Some 2,000 years ago the Mound City Group contained the highest density of mounds of any of the Hopewell earthworks, 24 in a 13-acre area. Today 22 can be counted. One of the missing mounds (Mound 15) is present in outline only, marked by the postholes of a ceremonial building that predates the mound. The other mound was excavated over a century ago and its precise location is unknown.
We don't know what the Hopewell called the site, only that they used it in a purposeful manner-for social, religious, and burial purposes. Before they built each mound a ceremonial building was erected on the site. Ceremonial leaders performed complex rituals inside these buildings, including cremating the bodies of their deceased.
Perhaps a sacred burial process might have unfolded like this...

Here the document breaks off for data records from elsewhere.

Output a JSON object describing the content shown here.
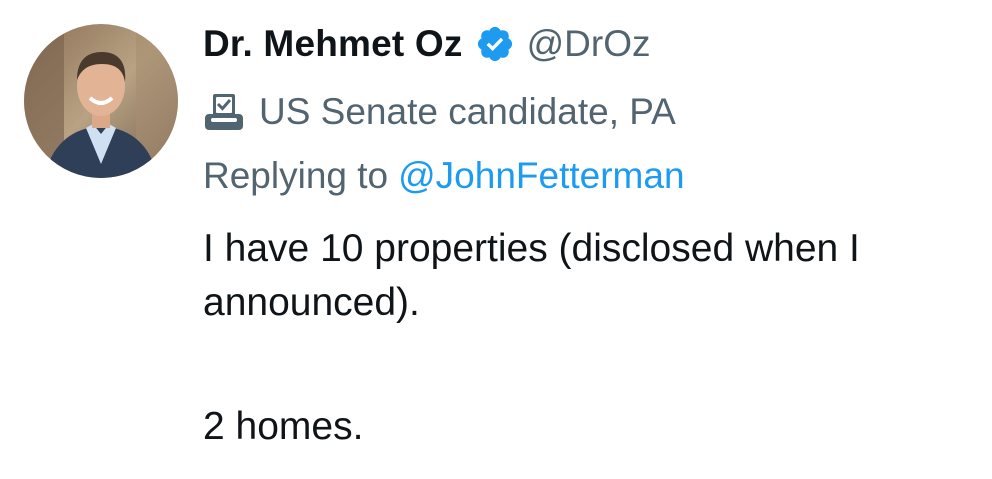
{
  "author": {
    "display_name": "Dr. Mehmet Oz",
    "handle": "@DrOz",
    "verified_icon": "verified-badge-icon",
    "label_icon": "ballot-box-icon",
    "label": "US Senate candidate, PA"
  },
  "reply": {
    "prefix": "Replying to",
    "to_handle": "@JohnFetterman"
  },
  "tweet": {
    "line1": "I have 10 properties (disclosed when I",
    "line2": "announced).",
    "line3": "2 homes."
  },
  "colors": {
    "verified": "#1d9bf0",
    "link": "#1d9bf0",
    "secondary": "#536471",
    "text": "#0f1419"
  }
}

In a wood building covered with bark, smoke rises from the roof as a ceremonial leader, bent in ritual, cremates the remains of a respected society member. Copper ornaments and pearl and shell beads are placed with the remains. The ceremonial leader then covers the remains with a small mound of clay. In time, the building is dismantled.
Men, women, and children are organized to build an earthen mound atop the building remains. With sharpened sticks, antler picks, stone tools, and shell hoes they dig the earth needed to build the mound. Basket by basket they haul the material to the site and carefully, layer by layer, form the mound, covering it with a final layer of gravel.